Abstract

To carry out genetic testing on a child diagnosed with Very-long-chain acyl-CoA dehydrogenase deficiency (VLADD) in order to provide a basis for genetic counseling and prenatal diagnosis for his family. Whole exome sequencing was performed for the proband. Candidate variant sites in the ACADVL gene were verified by Sanger sequencing, and their pathogenicity was predicted based on the guidelines from the American College of Medical Genetics and Genomics (ACMG). Prenatal diagnosis was performed on the fetus upon subsequent pregnancy. This study was approved by the Luoyang Maternal and Child Health Care Hospital (Ethics No. ). The proband was found to harbor compound heterozygous variants of the ACADVL gene, namely c.1532G>A and 1827+2_1827+12del, which were inherited from his mother and father, and classified as likely pathogenic and pathogenic, respectively.
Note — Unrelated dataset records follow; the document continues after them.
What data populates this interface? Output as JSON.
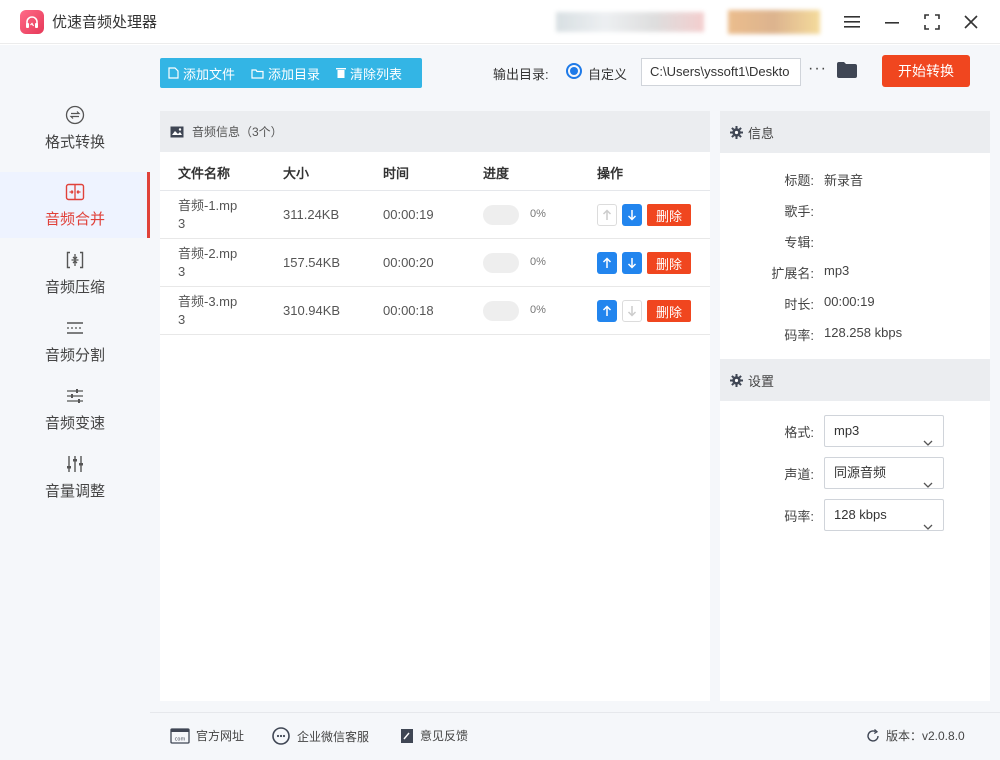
{
  "app": {
    "title": "优速音频处理器"
  },
  "sidebar": {
    "items": [
      {
        "label": "格式转换",
        "icon": "format-convert-icon"
      },
      {
        "label": "音频合并",
        "icon": "merge-icon",
        "active": true
      },
      {
        "label": "音频压缩",
        "icon": "compress-icon"
      },
      {
        "label": "音频分割",
        "icon": "split-icon"
      },
      {
        "label": "音频变速",
        "icon": "speed-icon"
      },
      {
        "label": "音量调整",
        "icon": "volume-icon"
      }
    ]
  },
  "toolbar": {
    "add_file": "添加文件",
    "add_dir": "添加目录",
    "clear_list": "清除列表",
    "output_label": "输出目录:",
    "custom_label": "自定义",
    "output_path": "C:\\Users\\yssoft1\\Deskto",
    "more": "···",
    "start_button": "开始转换"
  },
  "list": {
    "header": "音频信息（3个）",
    "columns": {
      "name": "文件名称",
      "size": "大小",
      "time": "时间",
      "progress": "进度",
      "actions": "操作"
    },
    "rows": [
      {
        "name_1": "音频-1.mp",
        "name_2": "3",
        "size": "311.24KB",
        "time": "00:00:19",
        "progress": "0%",
        "up_enabled": false,
        "down_enabled": true,
        "delete": "删除"
      },
      {
        "name_1": "音频-2.mp",
        "name_2": "3",
        "size": "157.54KB",
        "time": "00:00:20",
        "progress": "0%",
        "up_enabled": true,
        "down_enabled": true,
        "delete": "删除"
      },
      {
        "name_1": "音频-3.mp",
        "name_2": "3",
        "size": "310.94KB",
        "time": "00:00:18",
        "progress": "0%",
        "up_enabled": true,
        "down_enabled": false,
        "delete": "删除"
      }
    ]
  },
  "info": {
    "header": "信息",
    "fields": [
      {
        "key": "标题:",
        "value": "新录音"
      },
      {
        "key": "歌手:",
        "value": ""
      },
      {
        "key": "专辑:",
        "value": ""
      },
      {
        "key": "扩展名:",
        "value": "mp3"
      },
      {
        "key": "时长:",
        "value": "00:00:19"
      },
      {
        "key": "码率:",
        "value": "128.258 kbps"
      }
    ]
  },
  "settings": {
    "header": "设置",
    "format_label": "格式:",
    "format_value": "mp3",
    "channel_label": "声道:",
    "channel_value": "同源音频",
    "bitrate_label": "码率:",
    "bitrate_value": "128 kbps"
  },
  "status": {
    "website": "官方网址",
    "wechat": "企业微信客服",
    "feedback": "意见反馈",
    "version": "版本：v2.0.8.0"
  },
  "colors": {
    "accent_red": "#f0461f",
    "blue": "#33b5e5",
    "arrow_blue": "#2285ee",
    "active_text": "#e0413a"
  }
}
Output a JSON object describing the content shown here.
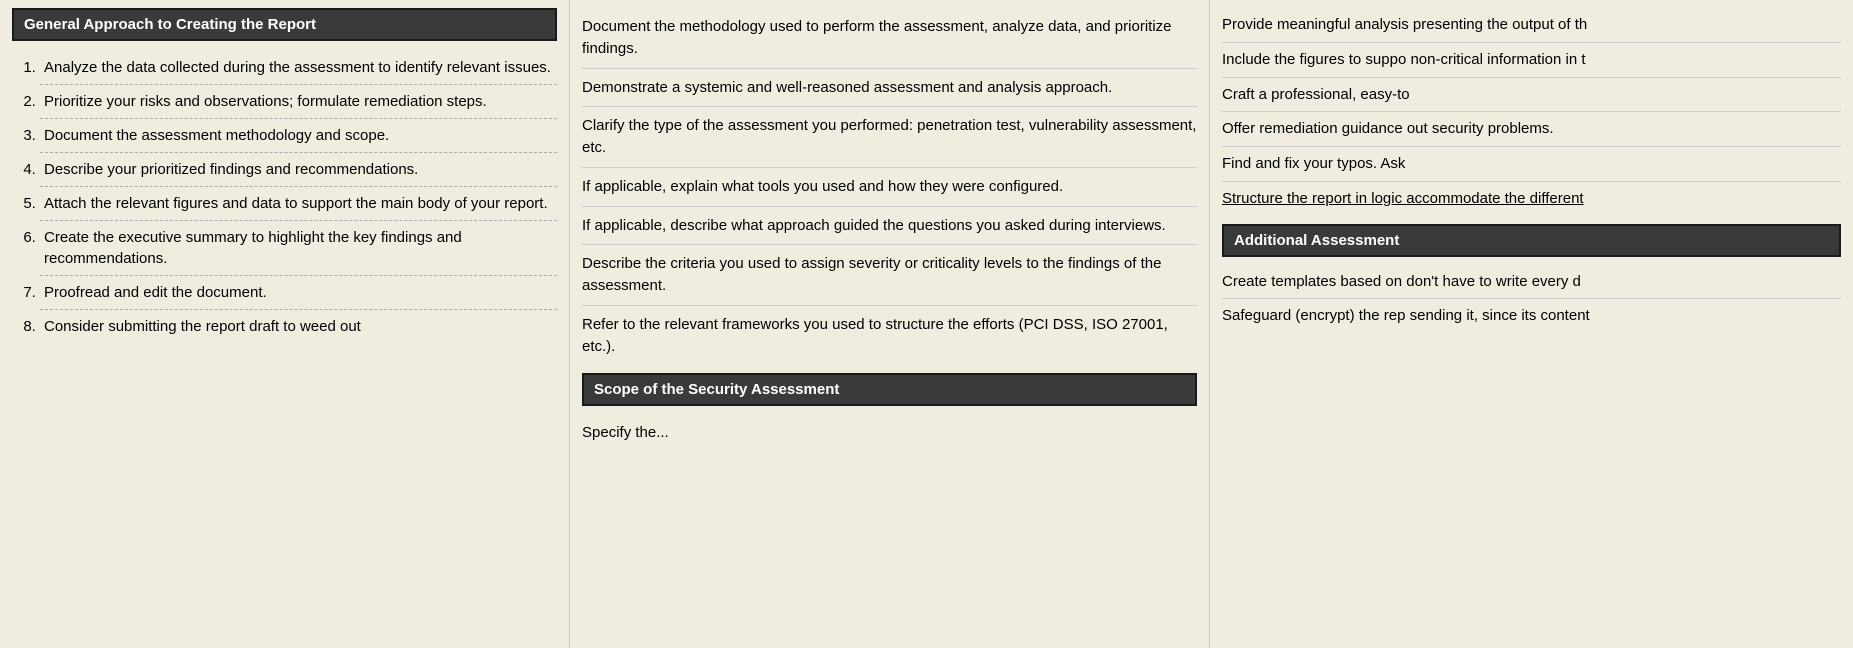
{
  "col1": {
    "header": "General Approach to Creating the Report",
    "items": [
      "Analyze the data collected during the assessment to identify relevant issues.",
      "Prioritize your risks and observations; formulate remediation steps.",
      "Document the assessment methodology and scope.",
      "Describe your prioritized findings and recommendations.",
      "Attach the relevant figures and data to support the main body of your report.",
      "Create the executive summary to highlight the key findings and recommendations.",
      "Proofread and edit the document.",
      "Consider submitting the report draft to weed out"
    ]
  },
  "col2": {
    "items": [
      "Document the methodology used to perform the assessment, analyze data, and prioritize findings.",
      "Demonstrate a systemic and well-reasoned assessment and analysis approach.",
      "Clarify the type of the assessment you performed: penetration test, vulnerability assessment, etc.",
      "If applicable, explain what tools you used and how they were configured.",
      "If applicable, describe what approach guided the questions you asked during interviews.",
      "Describe the criteria you used to assign severity or criticality levels to the findings of the assessment.",
      "Refer to the relevant frameworks you used to structure the efforts (PCI DSS, ISO 27001, etc.)."
    ],
    "subheader": "Scope of the Security Assessment",
    "subitems": [
      "Specify the..."
    ]
  },
  "col3": {
    "items": [
      "Provide meaningful analysis presenting the output of th",
      "Include the figures to suppo non-critical information in t",
      "Craft a professional, easy-to",
      "Offer remediation guidance out security problems.",
      "Find and fix your typos. Ask",
      "Structure the report in logic accommodate the different"
    ],
    "subheader": "Additional Assessment",
    "subitems": [
      "Create templates based on don't have to write every d",
      "Safeguard (encrypt) the rep sending it, since its content"
    ]
  }
}
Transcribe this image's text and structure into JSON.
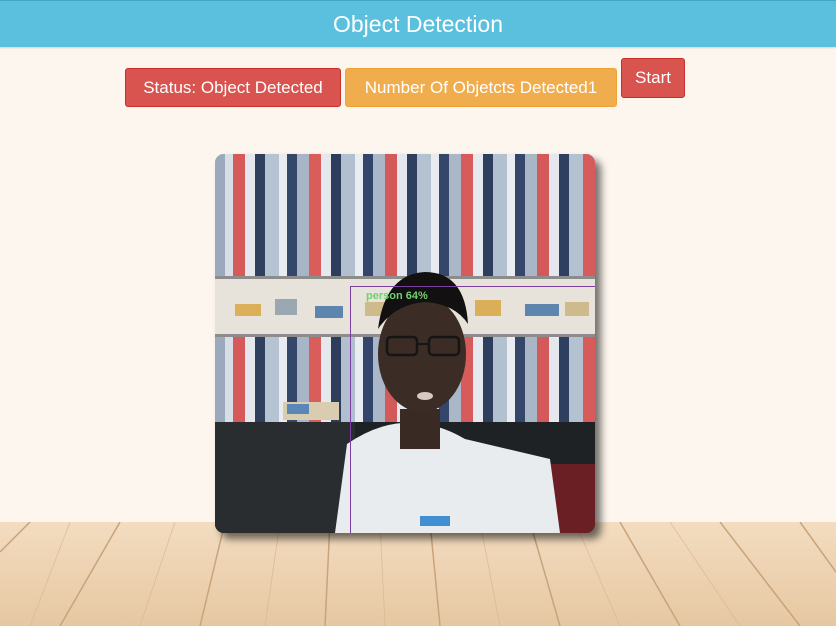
{
  "header": {
    "title": "Object Detection"
  },
  "controls": {
    "status_label": "Status: Object Detected",
    "count_label": "Number Of Objetcts Detected1",
    "start_label": "Start"
  },
  "detection": {
    "label": "person 64%"
  },
  "colors": {
    "header_bg": "#5bc0de",
    "danger": "#d9534f",
    "warning": "#f0ad4e",
    "page_bg": "#fdf6ee",
    "box": "#7a3fa0",
    "label": "#6fd16f"
  }
}
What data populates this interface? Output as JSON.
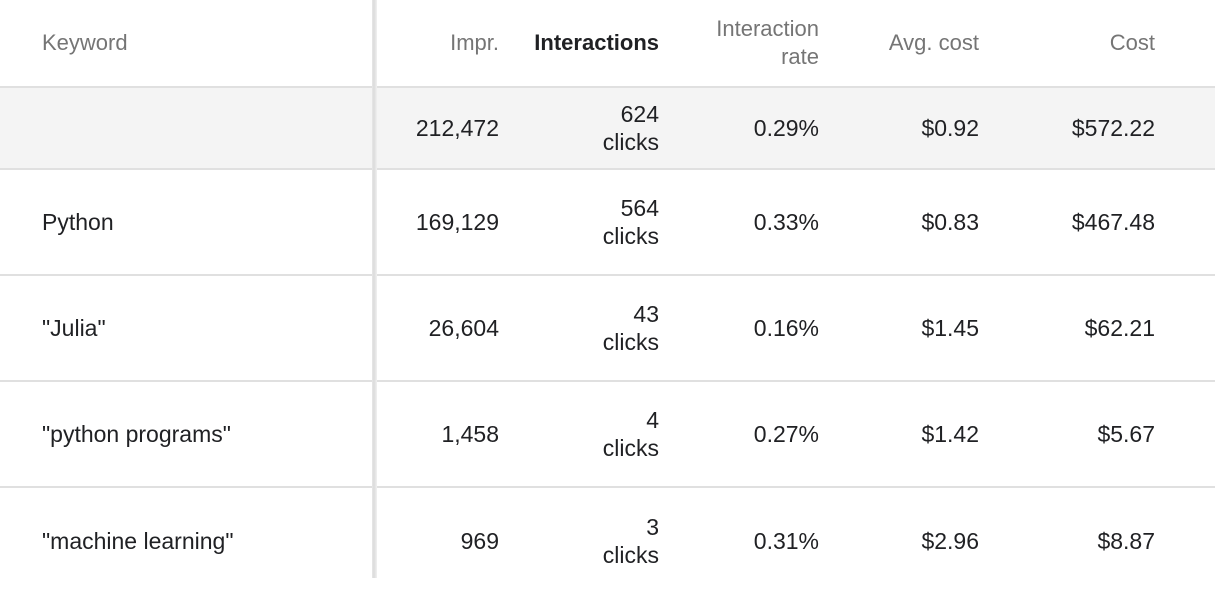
{
  "columns": {
    "keyword": "Keyword",
    "impr": "Impr.",
    "interactions": "Interactions",
    "rate_line1": "Interaction",
    "rate_line2": "rate",
    "avg_cost": "Avg. cost",
    "cost": "Cost"
  },
  "total": {
    "keyword": "",
    "impr": "212,472",
    "interactions_count": "624",
    "interactions_unit": "clicks",
    "rate": "0.29%",
    "avg_cost": "$0.92",
    "cost": "$572.22"
  },
  "rows": [
    {
      "keyword": "Python",
      "impr": "169,129",
      "interactions_count": "564",
      "interactions_unit": "clicks",
      "rate": "0.33%",
      "avg_cost": "$0.83",
      "cost": "$467.48"
    },
    {
      "keyword": "\"Julia\"",
      "impr": "26,604",
      "interactions_count": "43",
      "interactions_unit": "clicks",
      "rate": "0.16%",
      "avg_cost": "$1.45",
      "cost": "$62.21"
    },
    {
      "keyword": "\"python programs\"",
      "impr": "1,458",
      "interactions_count": "4",
      "interactions_unit": "clicks",
      "rate": "0.27%",
      "avg_cost": "$1.42",
      "cost": "$5.67"
    },
    {
      "keyword": "\"machine learning\"",
      "impr": "969",
      "interactions_count": "3",
      "interactions_unit": "clicks",
      "rate": "0.31%",
      "avg_cost": "$2.96",
      "cost": "$8.87"
    }
  ]
}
By combining the clinical manifestations of the proband and the results of blood tandem mass spectrometry and genetic testing, the child was ultimately diagnosed as cardiomyopathy type VLADD. Prenatal diagnosis showed that the fetus has carried the same compound heterozygous variants, and the couple had opted to terminate the pregnancy. The c.1532G>A/1827+2_1827+12del compound heterozygous variants of the ACADVL gene probably underlay the pathogenesis of VLADD in this pedigree. The discovery of the 1827+2_1827+12del variant has enriched the mutational spectrum of the ACADVL gene.